Marlo doesn’t tell her this, though. They have the sense enough not to make her worry about events that have already passed. What mattered now, all that mattered, was that he was alive. 

 

“Is he awake?” Cameron tentatively asked.

 

Marlo said, “Those heavy painkillers I mentioned cause sedation. Right now, he’s in and out of it… but he’s been awake, at some points.

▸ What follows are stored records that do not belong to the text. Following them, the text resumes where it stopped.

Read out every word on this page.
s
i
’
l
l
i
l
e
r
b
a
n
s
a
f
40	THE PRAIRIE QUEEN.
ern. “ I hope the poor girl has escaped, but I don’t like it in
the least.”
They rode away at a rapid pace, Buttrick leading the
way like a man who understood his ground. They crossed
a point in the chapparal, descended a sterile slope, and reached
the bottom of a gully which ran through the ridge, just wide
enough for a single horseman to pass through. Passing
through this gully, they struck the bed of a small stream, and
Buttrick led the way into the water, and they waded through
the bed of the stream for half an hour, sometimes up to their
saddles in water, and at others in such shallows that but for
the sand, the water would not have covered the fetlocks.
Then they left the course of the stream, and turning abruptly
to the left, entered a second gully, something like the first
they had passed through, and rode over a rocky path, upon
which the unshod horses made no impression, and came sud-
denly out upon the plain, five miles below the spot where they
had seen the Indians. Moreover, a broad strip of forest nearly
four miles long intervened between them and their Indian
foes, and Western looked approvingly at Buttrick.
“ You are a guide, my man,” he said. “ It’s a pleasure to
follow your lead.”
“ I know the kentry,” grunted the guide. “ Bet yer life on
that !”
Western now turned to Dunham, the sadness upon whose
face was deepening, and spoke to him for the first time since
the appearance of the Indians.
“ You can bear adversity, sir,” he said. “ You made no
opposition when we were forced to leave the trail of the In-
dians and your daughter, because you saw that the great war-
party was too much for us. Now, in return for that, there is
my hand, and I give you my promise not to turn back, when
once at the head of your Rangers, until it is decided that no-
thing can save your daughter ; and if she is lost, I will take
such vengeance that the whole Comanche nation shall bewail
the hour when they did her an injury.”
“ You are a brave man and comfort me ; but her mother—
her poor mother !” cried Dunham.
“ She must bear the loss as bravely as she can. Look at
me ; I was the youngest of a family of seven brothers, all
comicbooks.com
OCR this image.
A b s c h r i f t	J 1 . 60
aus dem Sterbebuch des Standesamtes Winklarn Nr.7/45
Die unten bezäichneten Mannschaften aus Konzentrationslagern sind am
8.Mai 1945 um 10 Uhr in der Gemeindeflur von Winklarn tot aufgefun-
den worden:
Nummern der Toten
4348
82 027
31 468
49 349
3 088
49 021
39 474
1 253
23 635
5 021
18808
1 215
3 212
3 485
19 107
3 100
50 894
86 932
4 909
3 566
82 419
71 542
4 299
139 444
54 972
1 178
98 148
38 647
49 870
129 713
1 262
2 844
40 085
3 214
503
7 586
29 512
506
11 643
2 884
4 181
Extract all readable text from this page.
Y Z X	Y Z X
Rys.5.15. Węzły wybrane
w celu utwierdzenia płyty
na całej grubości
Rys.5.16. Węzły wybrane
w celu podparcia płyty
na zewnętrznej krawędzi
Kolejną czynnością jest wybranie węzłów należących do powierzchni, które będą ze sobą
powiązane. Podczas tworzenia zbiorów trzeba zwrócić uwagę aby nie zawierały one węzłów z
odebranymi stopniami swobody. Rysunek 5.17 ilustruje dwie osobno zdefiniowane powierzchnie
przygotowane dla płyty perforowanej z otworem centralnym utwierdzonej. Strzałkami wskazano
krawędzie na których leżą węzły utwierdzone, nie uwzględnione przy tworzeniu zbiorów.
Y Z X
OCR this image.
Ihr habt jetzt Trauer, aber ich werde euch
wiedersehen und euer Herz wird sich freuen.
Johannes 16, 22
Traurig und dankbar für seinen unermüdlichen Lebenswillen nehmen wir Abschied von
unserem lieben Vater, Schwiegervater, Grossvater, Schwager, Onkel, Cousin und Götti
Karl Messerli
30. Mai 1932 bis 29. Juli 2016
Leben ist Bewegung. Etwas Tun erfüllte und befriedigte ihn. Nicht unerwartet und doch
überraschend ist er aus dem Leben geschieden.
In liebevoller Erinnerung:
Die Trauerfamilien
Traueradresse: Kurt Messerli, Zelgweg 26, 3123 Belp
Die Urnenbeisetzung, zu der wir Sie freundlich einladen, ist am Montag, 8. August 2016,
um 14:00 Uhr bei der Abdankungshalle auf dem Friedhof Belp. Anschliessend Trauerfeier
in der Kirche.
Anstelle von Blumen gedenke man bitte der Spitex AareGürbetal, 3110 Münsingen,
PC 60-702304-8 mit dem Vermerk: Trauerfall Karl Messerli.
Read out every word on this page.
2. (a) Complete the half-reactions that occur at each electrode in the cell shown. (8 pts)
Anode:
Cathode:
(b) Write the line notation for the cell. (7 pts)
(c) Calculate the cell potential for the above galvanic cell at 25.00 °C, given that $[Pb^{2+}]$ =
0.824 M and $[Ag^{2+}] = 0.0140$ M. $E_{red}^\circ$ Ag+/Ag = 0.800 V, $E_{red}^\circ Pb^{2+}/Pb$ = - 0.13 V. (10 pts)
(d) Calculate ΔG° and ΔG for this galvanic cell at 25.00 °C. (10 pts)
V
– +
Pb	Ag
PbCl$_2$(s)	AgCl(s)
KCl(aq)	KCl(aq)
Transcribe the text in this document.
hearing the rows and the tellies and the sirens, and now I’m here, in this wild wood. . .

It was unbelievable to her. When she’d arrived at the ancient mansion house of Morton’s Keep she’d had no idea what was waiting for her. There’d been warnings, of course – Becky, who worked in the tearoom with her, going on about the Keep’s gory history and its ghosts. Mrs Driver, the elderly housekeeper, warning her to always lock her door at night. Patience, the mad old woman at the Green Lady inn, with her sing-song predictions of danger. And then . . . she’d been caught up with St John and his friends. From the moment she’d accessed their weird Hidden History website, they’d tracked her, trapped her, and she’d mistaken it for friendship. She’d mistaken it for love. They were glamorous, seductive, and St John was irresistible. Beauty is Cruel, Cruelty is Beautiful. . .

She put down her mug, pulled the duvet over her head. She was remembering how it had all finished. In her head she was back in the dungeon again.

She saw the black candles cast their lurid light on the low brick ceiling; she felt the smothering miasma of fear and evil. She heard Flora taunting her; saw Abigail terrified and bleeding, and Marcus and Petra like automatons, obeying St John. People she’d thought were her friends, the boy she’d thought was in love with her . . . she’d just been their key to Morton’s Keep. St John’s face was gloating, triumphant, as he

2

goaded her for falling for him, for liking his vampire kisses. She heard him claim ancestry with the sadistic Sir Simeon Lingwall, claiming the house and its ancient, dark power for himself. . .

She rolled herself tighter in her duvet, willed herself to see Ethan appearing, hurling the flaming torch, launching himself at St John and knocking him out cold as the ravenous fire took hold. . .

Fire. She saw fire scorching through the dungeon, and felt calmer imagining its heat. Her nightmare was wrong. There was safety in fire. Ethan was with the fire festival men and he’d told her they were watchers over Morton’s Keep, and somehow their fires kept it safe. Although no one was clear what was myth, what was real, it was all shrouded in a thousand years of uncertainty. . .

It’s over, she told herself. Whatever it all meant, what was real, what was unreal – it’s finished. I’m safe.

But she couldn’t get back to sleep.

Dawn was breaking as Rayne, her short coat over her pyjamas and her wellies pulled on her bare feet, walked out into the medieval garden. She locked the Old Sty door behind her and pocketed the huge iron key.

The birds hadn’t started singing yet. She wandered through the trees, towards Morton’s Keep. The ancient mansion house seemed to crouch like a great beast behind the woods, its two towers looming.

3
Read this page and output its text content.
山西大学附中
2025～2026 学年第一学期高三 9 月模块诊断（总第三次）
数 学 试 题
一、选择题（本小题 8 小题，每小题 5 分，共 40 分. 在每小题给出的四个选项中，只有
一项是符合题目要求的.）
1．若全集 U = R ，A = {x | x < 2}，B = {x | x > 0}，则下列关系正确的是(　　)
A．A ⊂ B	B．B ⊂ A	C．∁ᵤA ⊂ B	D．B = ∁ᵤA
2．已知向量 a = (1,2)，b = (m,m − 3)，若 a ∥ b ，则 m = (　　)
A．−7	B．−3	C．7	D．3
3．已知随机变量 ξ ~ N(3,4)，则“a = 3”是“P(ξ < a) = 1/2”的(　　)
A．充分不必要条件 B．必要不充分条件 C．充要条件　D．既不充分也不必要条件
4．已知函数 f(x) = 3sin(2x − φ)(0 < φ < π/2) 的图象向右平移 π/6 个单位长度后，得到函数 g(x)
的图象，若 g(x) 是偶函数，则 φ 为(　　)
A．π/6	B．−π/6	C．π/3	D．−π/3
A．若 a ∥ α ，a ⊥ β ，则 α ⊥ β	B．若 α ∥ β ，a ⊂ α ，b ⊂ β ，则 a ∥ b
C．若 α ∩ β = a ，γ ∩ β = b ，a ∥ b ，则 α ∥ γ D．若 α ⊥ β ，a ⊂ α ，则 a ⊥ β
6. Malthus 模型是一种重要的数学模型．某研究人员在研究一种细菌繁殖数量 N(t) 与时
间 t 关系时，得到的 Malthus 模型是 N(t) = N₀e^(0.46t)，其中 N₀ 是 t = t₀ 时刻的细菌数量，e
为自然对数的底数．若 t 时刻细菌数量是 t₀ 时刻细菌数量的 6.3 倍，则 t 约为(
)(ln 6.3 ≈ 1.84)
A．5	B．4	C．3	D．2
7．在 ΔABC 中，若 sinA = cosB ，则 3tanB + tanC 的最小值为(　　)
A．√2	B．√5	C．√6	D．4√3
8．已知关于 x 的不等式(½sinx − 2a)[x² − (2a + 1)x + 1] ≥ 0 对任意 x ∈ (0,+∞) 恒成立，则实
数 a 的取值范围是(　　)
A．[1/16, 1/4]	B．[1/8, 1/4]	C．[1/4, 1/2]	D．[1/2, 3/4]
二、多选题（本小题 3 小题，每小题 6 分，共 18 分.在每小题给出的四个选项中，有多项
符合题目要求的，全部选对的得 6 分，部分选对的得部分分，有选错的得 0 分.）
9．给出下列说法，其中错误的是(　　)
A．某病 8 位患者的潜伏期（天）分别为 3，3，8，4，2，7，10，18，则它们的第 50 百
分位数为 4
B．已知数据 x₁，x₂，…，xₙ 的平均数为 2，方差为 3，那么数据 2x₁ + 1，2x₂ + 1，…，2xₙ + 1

He’s even tried speaking some.” 

 

Cameron stared blankly and exhaled, discarding the rolled strip of paper on the edge of her salad plate. “Well, I’m sure you have a life to get back to,” she said, “I don’t want to keep you from it, and I don’t think Alex would, either.” 

 

In truth, Marlo had been on the phone an hour prior, cashing in all their paid time off. After the last few days, the past week they’ve had, it felt like a switch had flipped within them, a point of no return.

 

Consciously, they’d made the choice; Alex was their life, and they his lifeline. If Marlo had ‘a life to get back to’, they would be getting back to it as soon as they were able to see him again. 

 

Still they nodded and said,  “Yeah. Something like that.”

Notes:

"First Breath After Coma" is a song by Explosions In The Sky.